Rising in the rankings . . .
Several southern Chinese cities have gained first-tier status, according to a newly published report, Most commercially charming cities in China. The report divides China’s cities into six tiers. Fifteen cities, mostly provincial capitals, have now joined established first-tier cities like Beijing, Shanghai, and Guangzhou. Of the 15 new tier-one cities, 10 are in the south. The lack of new industries and slower rates of development kept many northern cities off the updated list.
New destinations for talent and businesses . . .
The report ranks cities based on five dimensions: concentration of business resources, extent to which a city serves as a commercial hub, vitality of urban residents, diversity of lifestyle, and future dynamism. Because of growing economic opportunities and strong preferential support from local governments, many new first-tier cities are attracting talent and business. The number of new employees in these cities increased 34 per cent between 2016 and 2018, while employment in the older, established first-tier cities decreased by 17 per cent in 2018. Compared to the original first-tier cities, many new first-tier cities have lower costs of living and a better living environment.
New terrain for Canadian businesses . . .

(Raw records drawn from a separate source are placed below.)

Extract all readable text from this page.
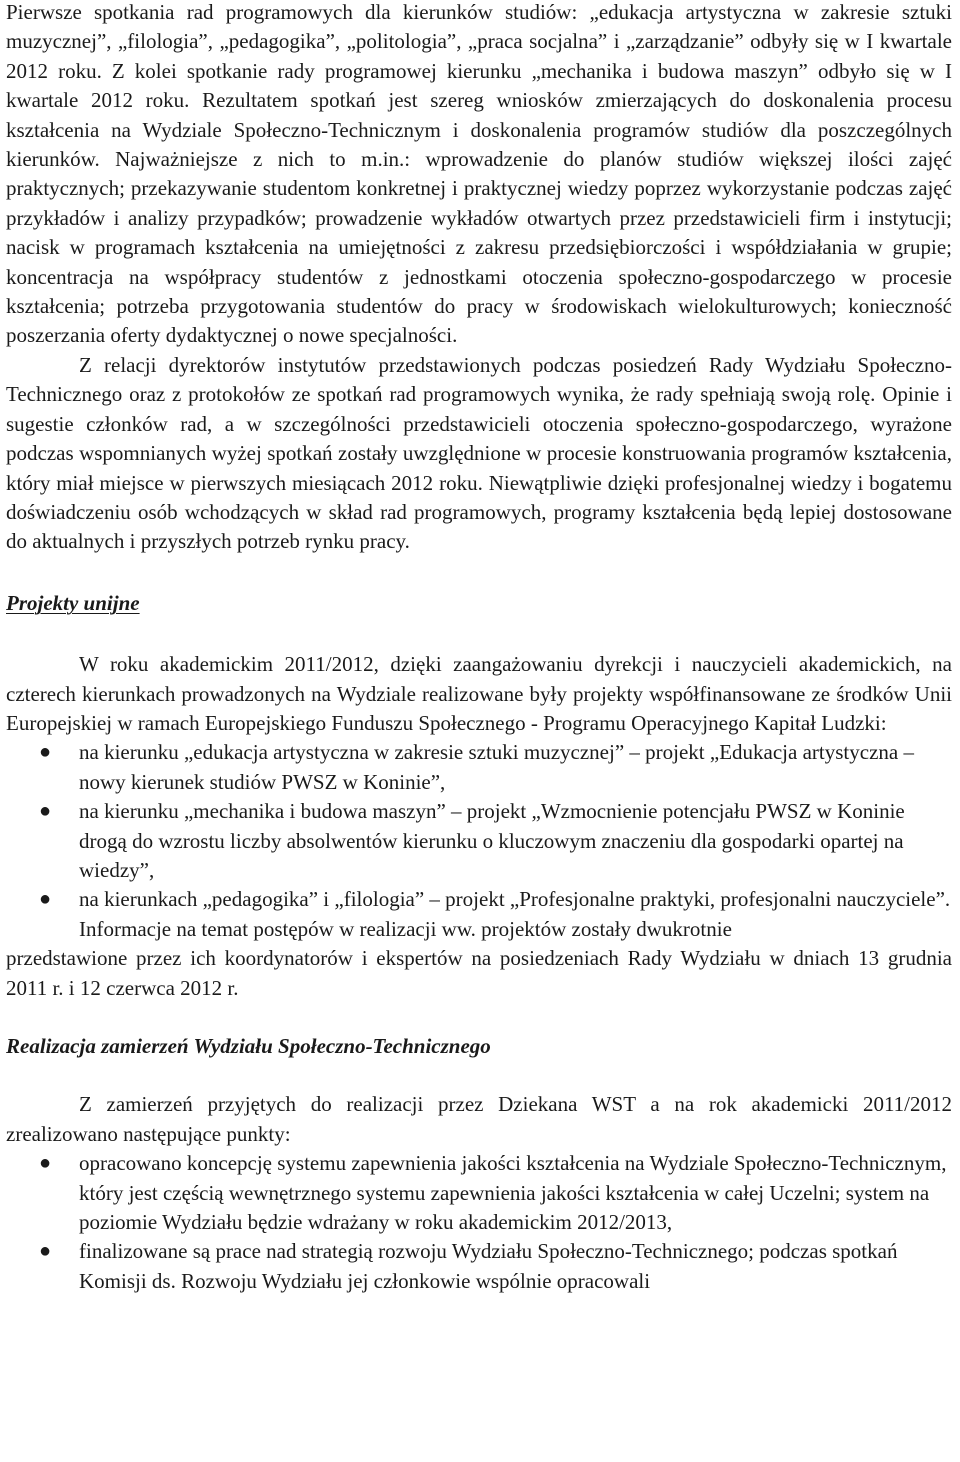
Pierwsze spotkania rad programowych dla kierunków studiów: „edukacja artystyczna w zakresie sztuki muzycznej”, „filologia”, „pedagogika”, „politologia”, „praca socjalna” i „zarządzanie” odbyły się w I kwartale 2012 roku. Z kolei spotkanie rady programowej kierunku „mechanika i budowa maszyn” odbyło się w I kwartale 2012 roku. Rezultatem spotkań jest szereg wniosków zmierzających do doskonalenia procesu kształcenia na Wydziale Społeczno-Technicznym i doskonalenia programów studiów dla poszczególnych kierunków. Najważniejsze z nich to m.in.: wprowadzenie do planów studiów większej ilości zajęć praktycznych; przekazywanie studentom konkretnej i praktycznej wiedzy poprzez wykorzystanie podczas zajęć przykładów i analizy przypadków; prowadzenie wykładów otwartych przez przedstawicieli firm i instytucji; nacisk w programach kształcenia na umiejętności z zakresu przedsiębiorczości i współdziałania w grupie; koncentracja na współpracy studentów z jednostkami otoczenia społeczno-gospodarczego w procesie kształcenia; potrzeba przygotowania studentów do pracy w środowiskach wielokulturowych; konieczność poszerzania oferty dydaktycznej o nowe specjalności.

Z relacji dyrektorów instytutów przedstawionych podczas posiedzeń Rady Wydziału Społeczno-Technicznego oraz z protokołów ze spotkań rad programowych wynika, że rady spełniają swoją rolę. Opinie i sugestie członków rad, a w szczególności przedstawicieli otoczenia społeczno-gospodarczego, wyrażone podczas wspomnianych wyżej spotkań zostały uwzględnione w procesie konstruowania programów kształcenia, który miał miejsce w pierwszych miesiącach 2012 roku. Niewątpliwie dzięki profesjonalnej wiedzy i bogatemu doświadczeniu osób wchodzących w skład rad programowych, programy kształcenia będą lepiej dostosowane do aktualnych i przyszłych potrzeb rynku pracy.

Projekty unijne

W roku akademickim 2011/2012, dzięki zaangażowaniu dyrekcji i nauczycieli akademickich, na czterech kierunkach prowadzonych na Wydziale realizowane były projekty współfinansowane ze środków Unii Europejskiej w ramach Europejskiego Funduszu Społecznego - Programu Operacyjnego Kapitał Ludzki:

● na kierunku „edukacja artystyczna w zakresie sztuki muzycznej” – projekt „Edukacja artystyczna – nowy kierunek studiów PWSZ w Koninie”,
● na kierunku „mechanika i budowa maszyn” – projekt „Wzmocnienie potencjału PWSZ w Koninie drogą do wzrostu liczby absolwentów kierunku o kluczowym znaczeniu dla gospodarki opartej na wiedzy”,
● na kierunkach „pedagogika” i „filologia” – projekt „Profesjonalne praktyki, profesjonalni nauczyciele”.

Informacje na temat postępów w realizacji ww. projektów zostały dwukrotnie

przedstawione przez ich koordynatorów i ekspertów na posiedzeniach Rady Wydziału w dniach 13 grudnia 2011 r. i 12 czerwca 2012 r.

Realizacja zamierzeń Wydziału Społeczno-Technicznego

Z zamierzeń przyjętych do realizacji przez Dziekana WST a na rok akademicki 2011/2012 zrealizowano następujące punkty:

● opracowano koncepcję systemu zapewnienia jakości kształcenia na Wydziale Społeczno-Technicznym, który jest częścią wewnętrznego systemu zapewnienia jakości kształcenia w całej Uczelni; system na poziomie Wydziału będzie wdrażany w roku akademickim 2012/2013,
● finalizowane są prace nad strategią rozwoju Wydziału Społeczno-Technicznego; podczas spotkań Komisji ds. Rozwoju Wydziału jej członkowie wspólnie opracowali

Canadian businesses in China are mainly concentrated in the established first-tier cities along the east coast. Despite their advantages, these cities are becoming extremely expensive and highly competitive – the major reasons why many foreign companies in China have moved inland or to other Asian countries in recent years. Beijing and Shanghai’s share of Canadian investment also dropped in the 2015 to 2018 period. As a long-term strategy, Canadian companies should look beyond Beijing and Shanghai, and watch for opportunities in the markets of China’s new first-tier cities.